Docker tries to be smart about the layer structure. Whenever you use a docker image, the layers are downloaded and cached locally. A cached layer can be re-used when 1) The chain of layers from the root layer until this layer is exactly the same and 2) this layer itself has not changed. As soon as you make a change to one layer, it invalidates the current layer and all layers that come after it. All these layers will need to be downloaded again, even-though the previous version of the layer was cached and the layer itself has not changed.
When you look at the order of the layers, you should follow the following guideline:
large before small, stable before volatile
When the order of two lines in your docker file is not defined by any dependencies, you should consider the above rule. Ideally the line that constitutes to the larges layer in size, should be the one that is on top. Also lines that are not subject to change in a next version should come before lines that will change, such as lines referring to a specific version of a package. These two rules allow docker to use its cache more effectively, reducing memory, disk space and bandwith significantly. As a bonus, the build-time for images is also reduced anytime you make a change to one of the volatile layers.

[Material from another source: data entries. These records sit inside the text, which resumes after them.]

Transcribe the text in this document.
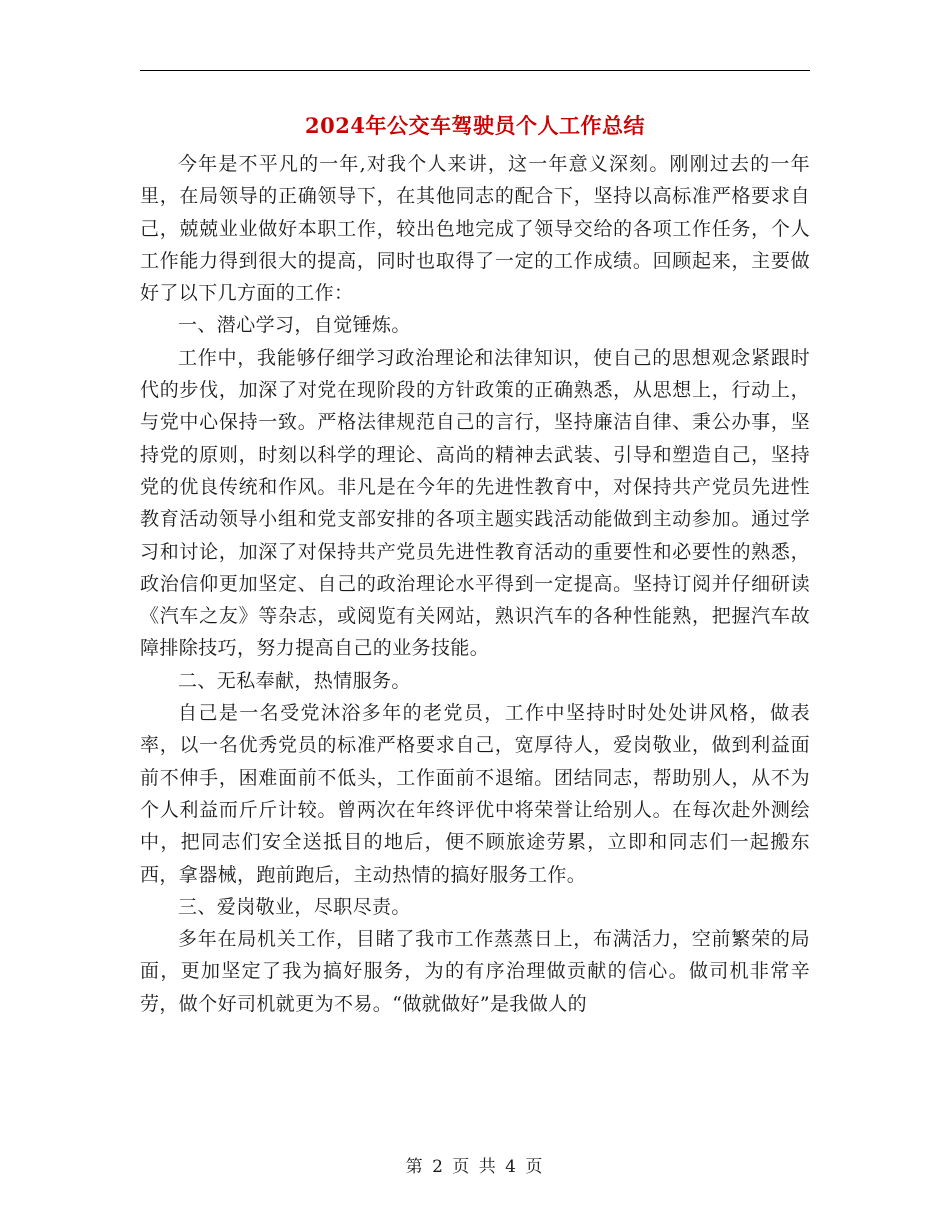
2024年公交车驾驶员个人工作总结

今年是不平凡的一年,对我个人来讲，这一年意义深刻。刚刚过去的一年里，在局领导的正确领导下，在其他同志的配合下，坚持以高标准严格要求自己，兢兢业业做好本职工作，较出色地完成了领导交给的各项工作任务，个人工作能力得到很大的提高，同时也取得了一定的工作成绩。回顾起来，主要做好了以下几方面的工作：

一、潜心学习，自觉锤炼。

工作中，我能够仔细学习政治理论和法律知识，使自己的思想观念紧跟时代的步伐，加深了对党在现阶段的方针政策的正确熟悉，从思想上，行动上，与党中心保持一致。严格法律规范自己的言行，坚持廉洁自律、秉公办事，坚持党的原则，时刻以科学的理论、高尚的精神去武装、引导和塑造自己，坚持党的优良传统和作风。非凡是在今年的先进性教育中，对保持共产党员先进性教育活动领导小组和党支部安排的各项主题实践活动能做到主动参加。通过学习和讨论，加深了对保持共产党员先进性教育活动的重要性和必要性的熟悉，政治信仰更加坚定、自己的政治理论水平得到一定提高。坚持订阅并仔细研读《汽车之友》等杂志，或阅览有关网站，熟识汽车的各种性能熟，把握汽车故障排除技巧，努力提高自己的业务技能。

二、无私奉献，热情服务。

自己是一名受党沐浴多年的老党员，工作中坚持时时处处讲风格，做表率，以一名优秀党员的标准严格要求自己，宽厚待人，爱岗敬业，做到利益面前不伸手，困难面前不低头，工作面前不退缩。团结同志，帮助别人，从不为个人利益而斤斤计较。曾两次在年终评优中将荣誉让给别人。在每次赴外测绘中，把同志们安全送抵目的地后，便不顾旅途劳累，立即和同志们一起搬东西，拿器械，跑前跑后，主动热情的搞好服务工作。

三、爱岗敬业，尽职尽责。

多年在局机关工作，目睹了我市工作蒸蒸日上，布满活力，空前繁荣的局面，更加坚定了我为搞好服务，为的有序治理做贡献的信心。做司机非常辛劳，做个好司机就更为不易。“做就做好”是我做人的

第 2 页 共 4 页
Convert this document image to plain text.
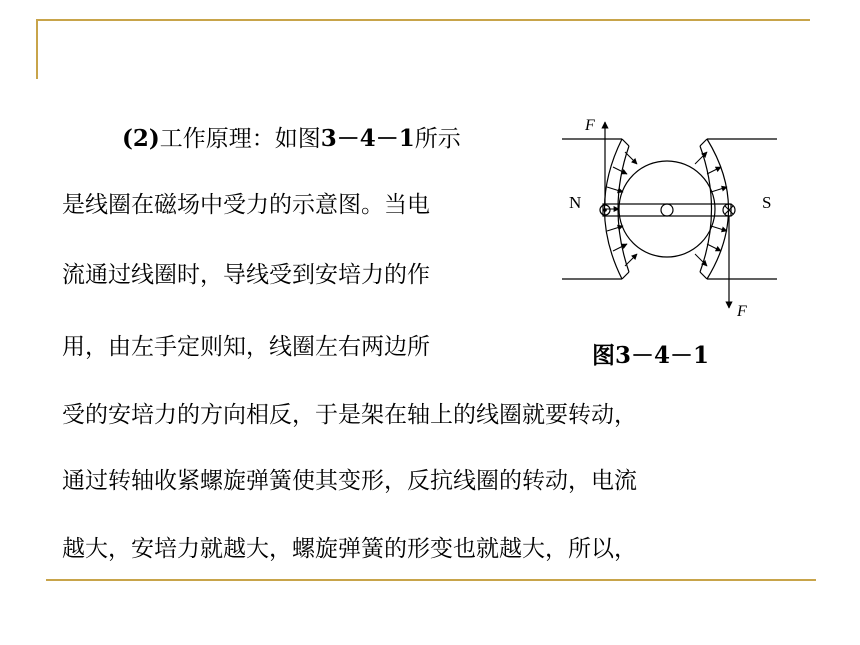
(2)工作原理：如图3－4－1所示
是线圈在磁场中受力的示意图。当电
流通过线圈时，导线受到安培力的作
用，由左手定则知，线圈左右两边所
受的安培力的方向相反，于是架在轴上的线圈就要转动，
通过转轴收紧螺旋弹簧使其变形，反抗线圈的转动，电流
越大，安培力就越大，螺旋弹簧的形变也就越大，所以，
F
F
N	S
图3－4－1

You should use explicit versioning, always.
Dockerfiles are code, just like any other language. You put the in source-control and use a compiler (docker) to build it into an executable (the container). You want this process to be predictable and repeatable. You don’t want it to break suddenly when a dependency is updated. Imagine your container is in production and happily running for more than a year. A small change is requested and you agree to it. You take the Dockerfile out of source control, only to find out that it fails to build. Now you are left with an investigation that is preventing you from meeting your deadline.
What are the pieces you need to version?
- The docker image in the FROM header. This is quite obvious.
- The software package you encapsulate in the container, still a no-brainer.
- The libraries and packages used by the software.
- And finally, the tools you install with apt, yum etc. to prepare the docker image.
This last line is often forgotten. If you use a packaging system from a distribution, these packages also change. The behavior or interface may change slightly. The newer versions might be incompatible with the old distribution you are using through your FROM image. Make sure you version the tools, and that the tools remain available for download, for example by copying them to an artifact repository under your control.
There are many things to take into account when we create a container image. This makes the creation of a good image an art in its own. Good design might not be apparent at first. If the program inside the container runs correctly, who will complain? Only when an image is used extensively, will the flaws become visible. By following the steps in this article, you can remain clear of many of the pitfalls.